アーサー王の戦い
出典: フリー百科事典『ウィキペディア(Wikipedia)』 (2022/04/02 21:47 UTC 版)
「ブリトン人の歴史」の記事における「アーサー王の戦い」の解説
56章にアーサー王が関わったとされる12の戦いを並び立てた詩の要約と思われるものがあるが、いくつかはアーサー王との関連性がはっきりとしない。 アーサーが、ブリテン島の諸王と総力をあげたなかにくわわり、サクソン人と戦ったのもこの頃である。より高貴な者も幾多あるなか、アーサーが12回において軍事総統(dux bellorum) に選ばれ、同じ回数において勝者となった。最初におもむいた会戦はグレイン(Glein)川河口にて。
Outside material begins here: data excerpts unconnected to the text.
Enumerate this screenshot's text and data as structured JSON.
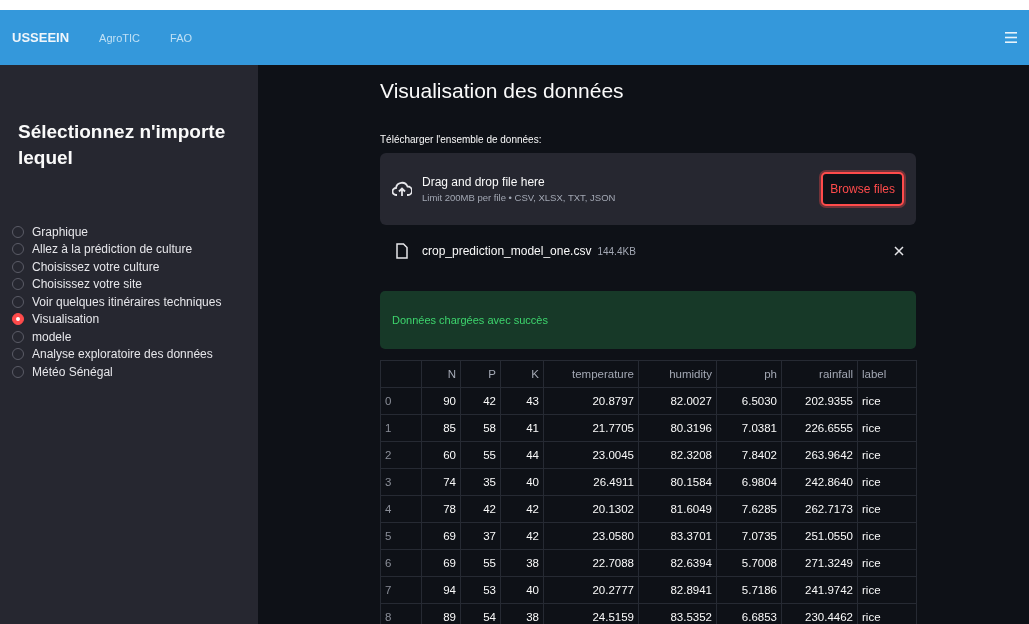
{
  "topbar": {
    "brand": "USSEEIN",
    "links": [
      "AgroTIC",
      "FAO"
    ]
  },
  "sidebar": {
    "title": "Sélectionnez n'importe lequel",
    "options": [
      {
        "label": "Graphique",
        "selected": false
      },
      {
        "label": "Allez à la prédiction de culture",
        "selected": false
      },
      {
        "label": "Choisissez votre culture",
        "selected": false
      },
      {
        "label": "Choisissez votre site",
        "selected": false
      },
      {
        "label": "Voir quelques itinéraires techniques",
        "selected": false
      },
      {
        "label": "Visualisation",
        "selected": true
      },
      {
        "label": "modele",
        "selected": false
      },
      {
        "label": "Analyse exploratoire des données",
        "selected": false
      },
      {
        "label": "Météo Sénégal",
        "selected": false
      }
    ]
  },
  "main": {
    "title": "Visualisation des données",
    "uploader": {
      "label": "Télécharger l'ensemble de données:",
      "drop_text": "Drag and drop file here",
      "limit": "Limit 200MB per file • CSV, XLSX, TXT, JSON",
      "button": "Browse files"
    },
    "file": {
      "name": "crop_prediction_model_one.csv",
      "size": "144.4KB"
    },
    "success": "Données chargées avec succès",
    "table": {
      "columns": [
        "",
        "N",
        "P",
        "K",
        "temperature",
        "humidity",
        "ph",
        "rainfall",
        "label"
      ],
      "rows": [
        [
          "0",
          "90",
          "42",
          "43",
          "20.8797",
          "82.0027",
          "6.5030",
          "202.9355",
          "rice"
        ],
        [
          "1",
          "85",
          "58",
          "41",
          "21.7705",
          "80.3196",
          "7.0381",
          "226.6555",
          "rice"
        ],
        [
          "2",
          "60",
          "55",
          "44",
          "23.0045",
          "82.3208",
          "7.8402",
          "263.9642",
          "rice"
        ],
        [
          "3",
          "74",
          "35",
          "40",
          "26.4911",
          "80.1584",
          "6.9804",
          "242.8640",
          "rice"
        ],
        [
          "4",
          "78",
          "42",
          "42",
          "20.1302",
          "81.6049",
          "7.6285",
          "262.7173",
          "rice"
        ],
        [
          "5",
          "69",
          "37",
          "42",
          "23.0580",
          "83.3701",
          "7.0735",
          "251.0550",
          "rice"
        ],
        [
          "6",
          "69",
          "55",
          "38",
          "22.7088",
          "82.6394",
          "5.7008",
          "271.3249",
          "rice"
        ],
        [
          "7",
          "94",
          "53",
          "40",
          "20.2777",
          "82.8941",
          "5.7186",
          "241.9742",
          "rice"
        ],
        [
          "8",
          "89",
          "54",
          "38",
          "24.5159",
          "83.5352",
          "6.6853",
          "230.4462",
          "rice"
        ]
      ]
    }
  }
}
第2、第3、第4、第5の会戦は、これとは別の川、リンヌイス(小国)(Linnuis)にある、ブリトン人の呼び名でドゥブグラス(Dubglas)という川のそばだった。第6はバッサス(Bassas)川。第7はケリドン(Celidon)の森でおきた、ブリトン人が「カト・コイト・ケリドン(Cat Coit Celidon)」と呼ぶ会戦だった。第8はグルニオン(castello Gunnion; Gurnion castle)城ちかくだったが、ここでアーサーは自らの肩に聖処女、神母の御神像を掲げ、イエス・キリストと聖マリアの御力を通じてサクソン人たちを敗退せしめ、彼奴等をまる一日追討し大殺戮をおこなった。第9はカイル・レオン(Cair Leon)と呼ばれる「レギオンの都市」。第10はトリブルイト(Triburuit)川。11回目は我々がカト・ブレギオン(Cat Bregion)と呼ぶ会戦で、ブレグオイン山(Breguoin; 異本ではアグネト山 Agnet)で行われた。12回目は最も激戦で、アーサーがベイドン山中まで突破したであった。この会戦では940人が、神以外の何者も手を借りず、彼のひとりの手で斃された。ブリトン人は、これらすべての会戦で勝利した。全能の神の思召しに抗がう力などないゆえに。 — 56章 ここに書かれる戦場は、ほとんど場所の特定ができていない。コイト・ケリドン(英語版)は、スコットランド南部をかつて覆った広大森を指すとされる。グルニオンとはウィンチェスターの事ではないかとしばしば指摘される。「地域(レギオン)の都市」が指すところとしては現イングランド北部のチェスターないしウェールズ南部のカーレオン(Caerleon)だと思われている。ブレグオインとは英語に直すと「白き丘」、すなわちダービーシャーのホワイト・ピーク(White Peak)の可能性が挙げられている。バドン山についてはイギリス国内でいくらでも候補が挙がっている。